Start collaborations
. Don’t wait for your supervisor to start them for you. It only takes a conversation or an email to someone else who is working on a very similar topic to you, to start the ball rolling. Whether it is the Nobel prize-winning lab head, or a PhD student or anyone in between, you can talk or write to them and see if they are interested in collaborating by sharing samples or ideas.  It is probably best to discuss this with your supervisor first, not least because a joint email is more likely to bear fruit, but there may be occasions when you want to at least initiate the discussions alone.  In addition to external collaborations, collaborate with your lab colleagues. PhD students who seek collaborations with their lab colleagues often get more publications, and finish their project much earlier than those who work by themselves. We are all very protective about our projects but sometimes we can't do everything. It may be helpful to get someone in the lab (who may be expert in a specific technique) to do an experiment for you which saves lots of time.

 

 Talk to Sales reps. They can sometimes bother you when you are busy doing something, but if you make appointments to talk to them, you might learn something new, like a new method or a new reagent that will make your life much easier and maybe even make the lab head’s budget look much healthier. Conferences are a good place to talk to them, and don’t forget to pick up the free pens.

 

Look for opportunities to write small grants, such as travel grants, and small society grants as you gain more experience. You will learn a huge amount, and you might even get lucky.  Nothing impresses more than your ability to get your own funding (well, except papers I guess).

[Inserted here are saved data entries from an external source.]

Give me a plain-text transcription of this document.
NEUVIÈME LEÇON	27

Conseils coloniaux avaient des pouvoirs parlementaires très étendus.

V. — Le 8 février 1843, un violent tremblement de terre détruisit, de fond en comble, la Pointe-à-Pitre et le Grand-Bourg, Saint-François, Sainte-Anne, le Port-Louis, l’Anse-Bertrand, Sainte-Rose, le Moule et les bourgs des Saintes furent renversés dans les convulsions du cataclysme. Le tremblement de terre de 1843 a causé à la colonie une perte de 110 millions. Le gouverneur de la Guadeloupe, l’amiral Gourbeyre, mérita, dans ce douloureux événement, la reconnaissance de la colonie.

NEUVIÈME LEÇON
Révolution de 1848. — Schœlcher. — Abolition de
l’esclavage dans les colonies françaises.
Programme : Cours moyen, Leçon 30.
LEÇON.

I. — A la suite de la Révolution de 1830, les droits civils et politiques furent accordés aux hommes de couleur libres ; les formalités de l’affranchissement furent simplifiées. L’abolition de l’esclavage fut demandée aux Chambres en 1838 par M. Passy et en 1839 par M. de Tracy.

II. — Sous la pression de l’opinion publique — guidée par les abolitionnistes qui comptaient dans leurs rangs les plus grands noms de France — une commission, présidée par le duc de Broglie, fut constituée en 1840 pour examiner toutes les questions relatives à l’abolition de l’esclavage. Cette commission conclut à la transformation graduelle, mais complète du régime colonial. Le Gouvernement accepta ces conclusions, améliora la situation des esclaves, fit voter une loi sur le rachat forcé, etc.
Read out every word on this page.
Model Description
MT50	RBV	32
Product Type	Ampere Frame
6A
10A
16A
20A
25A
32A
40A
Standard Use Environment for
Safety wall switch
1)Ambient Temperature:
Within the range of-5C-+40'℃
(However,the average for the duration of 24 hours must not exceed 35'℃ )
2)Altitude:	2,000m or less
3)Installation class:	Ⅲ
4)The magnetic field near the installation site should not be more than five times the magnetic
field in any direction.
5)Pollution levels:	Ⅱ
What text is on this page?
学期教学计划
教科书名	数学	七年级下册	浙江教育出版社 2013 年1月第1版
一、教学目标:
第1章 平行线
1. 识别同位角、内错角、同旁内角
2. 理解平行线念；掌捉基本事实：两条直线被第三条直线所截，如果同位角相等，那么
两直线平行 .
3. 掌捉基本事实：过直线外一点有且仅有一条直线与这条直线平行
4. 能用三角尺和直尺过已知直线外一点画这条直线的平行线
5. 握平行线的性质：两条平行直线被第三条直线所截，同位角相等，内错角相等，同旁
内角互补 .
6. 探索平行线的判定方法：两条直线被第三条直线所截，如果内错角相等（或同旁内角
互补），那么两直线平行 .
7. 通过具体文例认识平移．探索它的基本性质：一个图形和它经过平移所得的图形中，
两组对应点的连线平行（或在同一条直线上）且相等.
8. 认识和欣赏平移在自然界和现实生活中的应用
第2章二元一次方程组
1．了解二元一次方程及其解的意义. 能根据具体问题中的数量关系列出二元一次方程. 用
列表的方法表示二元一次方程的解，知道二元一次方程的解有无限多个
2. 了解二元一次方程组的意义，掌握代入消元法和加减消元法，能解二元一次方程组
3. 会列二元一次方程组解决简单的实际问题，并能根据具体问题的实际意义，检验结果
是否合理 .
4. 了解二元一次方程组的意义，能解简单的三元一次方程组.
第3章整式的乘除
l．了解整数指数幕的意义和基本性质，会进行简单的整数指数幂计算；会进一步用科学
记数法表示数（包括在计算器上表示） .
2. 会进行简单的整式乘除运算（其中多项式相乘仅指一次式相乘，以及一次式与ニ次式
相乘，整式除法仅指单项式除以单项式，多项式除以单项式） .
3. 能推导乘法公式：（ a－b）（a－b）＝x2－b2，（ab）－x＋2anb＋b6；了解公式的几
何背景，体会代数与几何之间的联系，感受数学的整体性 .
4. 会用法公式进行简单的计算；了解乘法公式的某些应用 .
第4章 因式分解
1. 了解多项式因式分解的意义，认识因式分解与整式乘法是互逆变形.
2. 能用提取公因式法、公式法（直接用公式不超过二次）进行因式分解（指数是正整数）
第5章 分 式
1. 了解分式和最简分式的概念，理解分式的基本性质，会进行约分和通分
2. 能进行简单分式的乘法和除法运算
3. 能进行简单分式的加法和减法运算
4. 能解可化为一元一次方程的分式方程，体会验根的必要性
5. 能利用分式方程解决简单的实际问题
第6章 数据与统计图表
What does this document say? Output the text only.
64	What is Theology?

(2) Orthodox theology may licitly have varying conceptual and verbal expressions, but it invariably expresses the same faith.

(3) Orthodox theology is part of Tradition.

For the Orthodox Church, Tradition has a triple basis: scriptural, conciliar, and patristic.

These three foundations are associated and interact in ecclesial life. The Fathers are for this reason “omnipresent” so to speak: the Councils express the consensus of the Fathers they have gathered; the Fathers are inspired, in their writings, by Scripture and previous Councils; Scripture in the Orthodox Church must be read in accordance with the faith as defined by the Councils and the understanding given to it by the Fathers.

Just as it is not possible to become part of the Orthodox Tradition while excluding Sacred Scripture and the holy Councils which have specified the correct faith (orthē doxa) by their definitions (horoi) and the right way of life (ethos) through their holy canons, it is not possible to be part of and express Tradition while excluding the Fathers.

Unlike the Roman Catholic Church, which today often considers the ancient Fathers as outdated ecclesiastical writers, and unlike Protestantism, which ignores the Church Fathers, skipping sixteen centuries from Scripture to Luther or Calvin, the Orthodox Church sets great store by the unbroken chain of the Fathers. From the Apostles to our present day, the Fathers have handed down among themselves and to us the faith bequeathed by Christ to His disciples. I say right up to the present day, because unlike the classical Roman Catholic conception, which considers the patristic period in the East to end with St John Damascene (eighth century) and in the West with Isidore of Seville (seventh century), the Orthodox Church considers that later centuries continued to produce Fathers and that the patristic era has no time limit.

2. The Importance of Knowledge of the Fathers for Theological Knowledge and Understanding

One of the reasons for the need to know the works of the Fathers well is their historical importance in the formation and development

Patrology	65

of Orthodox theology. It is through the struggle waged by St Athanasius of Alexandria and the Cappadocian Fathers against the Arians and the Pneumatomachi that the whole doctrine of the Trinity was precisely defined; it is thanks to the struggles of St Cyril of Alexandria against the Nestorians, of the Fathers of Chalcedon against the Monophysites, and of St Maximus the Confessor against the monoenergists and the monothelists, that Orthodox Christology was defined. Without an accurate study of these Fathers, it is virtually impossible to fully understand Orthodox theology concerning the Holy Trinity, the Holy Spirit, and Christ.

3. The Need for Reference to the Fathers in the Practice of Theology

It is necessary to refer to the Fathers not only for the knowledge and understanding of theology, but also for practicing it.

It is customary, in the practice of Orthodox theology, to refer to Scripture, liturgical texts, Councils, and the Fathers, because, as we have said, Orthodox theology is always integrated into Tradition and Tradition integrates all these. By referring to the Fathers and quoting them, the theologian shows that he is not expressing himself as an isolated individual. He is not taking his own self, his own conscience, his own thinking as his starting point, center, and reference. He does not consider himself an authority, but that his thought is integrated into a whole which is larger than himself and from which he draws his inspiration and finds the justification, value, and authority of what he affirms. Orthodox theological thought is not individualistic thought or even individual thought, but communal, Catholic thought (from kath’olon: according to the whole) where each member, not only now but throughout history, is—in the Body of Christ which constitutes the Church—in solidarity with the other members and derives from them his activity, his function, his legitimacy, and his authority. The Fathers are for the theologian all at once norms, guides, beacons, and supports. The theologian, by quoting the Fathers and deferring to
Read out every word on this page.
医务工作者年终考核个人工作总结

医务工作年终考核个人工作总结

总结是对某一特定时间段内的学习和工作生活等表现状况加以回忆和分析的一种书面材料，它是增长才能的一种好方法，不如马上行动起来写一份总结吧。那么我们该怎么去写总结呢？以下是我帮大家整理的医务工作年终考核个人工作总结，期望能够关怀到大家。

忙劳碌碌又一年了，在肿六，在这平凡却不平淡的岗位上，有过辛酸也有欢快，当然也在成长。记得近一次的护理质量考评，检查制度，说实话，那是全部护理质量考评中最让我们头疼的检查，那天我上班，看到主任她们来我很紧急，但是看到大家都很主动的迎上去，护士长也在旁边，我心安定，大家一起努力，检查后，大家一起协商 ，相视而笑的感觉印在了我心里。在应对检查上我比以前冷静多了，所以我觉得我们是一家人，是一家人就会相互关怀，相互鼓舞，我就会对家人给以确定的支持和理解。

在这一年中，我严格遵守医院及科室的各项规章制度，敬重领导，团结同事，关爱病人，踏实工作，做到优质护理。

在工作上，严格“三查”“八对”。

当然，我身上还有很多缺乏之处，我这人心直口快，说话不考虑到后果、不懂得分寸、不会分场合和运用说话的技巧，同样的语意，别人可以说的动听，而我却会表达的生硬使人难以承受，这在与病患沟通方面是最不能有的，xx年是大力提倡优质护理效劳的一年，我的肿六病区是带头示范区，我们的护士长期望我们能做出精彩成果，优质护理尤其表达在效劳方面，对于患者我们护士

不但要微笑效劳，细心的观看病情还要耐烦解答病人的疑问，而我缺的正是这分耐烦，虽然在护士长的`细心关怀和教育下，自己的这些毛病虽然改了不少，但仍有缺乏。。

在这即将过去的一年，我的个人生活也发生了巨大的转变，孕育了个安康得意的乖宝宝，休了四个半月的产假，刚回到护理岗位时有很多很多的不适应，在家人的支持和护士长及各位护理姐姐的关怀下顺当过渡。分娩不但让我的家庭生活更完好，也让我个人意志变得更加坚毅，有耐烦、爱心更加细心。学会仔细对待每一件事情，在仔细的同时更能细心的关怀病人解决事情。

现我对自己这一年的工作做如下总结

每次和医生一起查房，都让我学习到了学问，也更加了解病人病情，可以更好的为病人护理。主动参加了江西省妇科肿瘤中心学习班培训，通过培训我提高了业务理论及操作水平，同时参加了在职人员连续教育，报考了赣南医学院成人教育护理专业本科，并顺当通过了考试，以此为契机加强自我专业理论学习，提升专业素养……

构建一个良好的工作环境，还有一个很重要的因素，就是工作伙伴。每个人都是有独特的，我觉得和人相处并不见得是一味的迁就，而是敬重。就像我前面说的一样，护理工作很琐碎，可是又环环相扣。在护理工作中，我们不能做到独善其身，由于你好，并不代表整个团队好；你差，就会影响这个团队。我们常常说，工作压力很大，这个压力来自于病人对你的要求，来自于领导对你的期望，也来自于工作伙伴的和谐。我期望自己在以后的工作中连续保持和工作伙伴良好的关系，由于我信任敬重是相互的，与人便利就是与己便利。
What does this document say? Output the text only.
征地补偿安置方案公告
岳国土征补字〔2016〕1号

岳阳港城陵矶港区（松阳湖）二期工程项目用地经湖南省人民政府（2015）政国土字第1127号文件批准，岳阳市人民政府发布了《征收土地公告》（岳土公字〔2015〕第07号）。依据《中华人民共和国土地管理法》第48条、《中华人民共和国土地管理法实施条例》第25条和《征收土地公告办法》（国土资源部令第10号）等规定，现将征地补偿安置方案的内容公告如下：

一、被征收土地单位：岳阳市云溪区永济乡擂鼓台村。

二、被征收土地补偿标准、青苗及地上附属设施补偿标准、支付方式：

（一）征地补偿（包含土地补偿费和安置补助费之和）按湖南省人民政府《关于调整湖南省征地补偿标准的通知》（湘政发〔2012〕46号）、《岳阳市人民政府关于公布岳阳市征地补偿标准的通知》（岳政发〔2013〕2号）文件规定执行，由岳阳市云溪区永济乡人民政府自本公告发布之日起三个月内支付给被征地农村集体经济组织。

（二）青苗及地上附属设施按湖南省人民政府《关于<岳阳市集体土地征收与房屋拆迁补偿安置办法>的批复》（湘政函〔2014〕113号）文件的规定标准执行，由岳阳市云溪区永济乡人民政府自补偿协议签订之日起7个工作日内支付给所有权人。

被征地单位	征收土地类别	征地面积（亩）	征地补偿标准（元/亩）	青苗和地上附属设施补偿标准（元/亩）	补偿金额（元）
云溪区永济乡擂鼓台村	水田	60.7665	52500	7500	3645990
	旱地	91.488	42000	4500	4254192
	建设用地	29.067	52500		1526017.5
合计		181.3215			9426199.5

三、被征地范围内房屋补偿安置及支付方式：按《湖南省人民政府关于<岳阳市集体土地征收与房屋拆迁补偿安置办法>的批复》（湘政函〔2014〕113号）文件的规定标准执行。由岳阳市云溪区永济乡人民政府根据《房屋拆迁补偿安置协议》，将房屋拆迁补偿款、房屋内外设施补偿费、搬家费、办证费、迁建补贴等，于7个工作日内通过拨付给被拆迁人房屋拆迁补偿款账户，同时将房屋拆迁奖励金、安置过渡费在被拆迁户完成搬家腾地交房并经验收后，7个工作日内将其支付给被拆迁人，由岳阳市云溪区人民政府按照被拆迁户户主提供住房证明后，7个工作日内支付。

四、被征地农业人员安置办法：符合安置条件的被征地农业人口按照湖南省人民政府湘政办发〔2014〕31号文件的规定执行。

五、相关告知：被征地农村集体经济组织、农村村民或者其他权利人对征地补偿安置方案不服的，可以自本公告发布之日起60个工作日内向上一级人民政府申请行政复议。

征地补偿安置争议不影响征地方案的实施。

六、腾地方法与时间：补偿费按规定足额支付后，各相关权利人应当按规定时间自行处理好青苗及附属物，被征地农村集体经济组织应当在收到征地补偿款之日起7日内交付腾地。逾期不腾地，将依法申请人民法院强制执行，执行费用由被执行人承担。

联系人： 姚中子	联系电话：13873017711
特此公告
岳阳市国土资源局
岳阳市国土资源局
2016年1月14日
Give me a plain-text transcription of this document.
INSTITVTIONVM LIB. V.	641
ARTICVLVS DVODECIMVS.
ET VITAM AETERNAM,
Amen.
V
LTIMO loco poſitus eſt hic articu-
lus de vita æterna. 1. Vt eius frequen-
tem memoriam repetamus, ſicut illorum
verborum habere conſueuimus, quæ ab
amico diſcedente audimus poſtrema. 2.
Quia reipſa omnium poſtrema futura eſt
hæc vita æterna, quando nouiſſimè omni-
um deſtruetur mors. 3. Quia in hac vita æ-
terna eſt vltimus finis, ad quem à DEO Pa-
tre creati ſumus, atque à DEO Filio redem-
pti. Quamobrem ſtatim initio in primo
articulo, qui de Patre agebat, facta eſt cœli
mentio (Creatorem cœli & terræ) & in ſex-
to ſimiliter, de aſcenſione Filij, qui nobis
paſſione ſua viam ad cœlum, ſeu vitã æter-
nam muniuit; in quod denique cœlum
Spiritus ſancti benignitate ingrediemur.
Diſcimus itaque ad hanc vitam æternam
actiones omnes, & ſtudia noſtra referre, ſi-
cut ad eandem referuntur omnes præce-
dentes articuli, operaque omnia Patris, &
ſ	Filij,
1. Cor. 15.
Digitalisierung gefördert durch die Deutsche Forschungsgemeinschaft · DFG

Join professional societies. They all have very cheap student subscriptions, and you will gain something by being involved at any level (cv-building, cheaper registrations at conferences, getting to know who else is working in your field, a society journal, newsletters etc).


Take courses, in statistics, bioinformatics, English or whatever you think you need extra help in. They take extra time and extra effort, but it is time and effort well spent.

Get involved in institute or department events, such as organising student seminar series or conferences, though not at the expense of your project. It is all good experience, and looks good on your cv.

 

Work out if you are a good collaborator, or more suited to working alone. Both are perfectly acceptable, but plan your career accordingly. Good collaborators (particularly in large consortia which are all the rage now) need very good communication skills, as well as diplomacy and patience, but if you are naturally rather non-communicative or anti-social (or paranoid or selfish!) it might not be for you.

 

Ultimately, to be a successful research scientist (e.g. join the NHMRC Fellowship scheme) you need to be at least four of the following:

·      extremely motivated         ·      creative 
·      very smart                         ·      very hard working

·      very skilful in the lab (or at the computer)

·      very lucky

 
Since you can’t depend on luck, you’d better focus on the others. If you don’t think you can meet most of the expectations above, this is the wrong career path for you, so think again!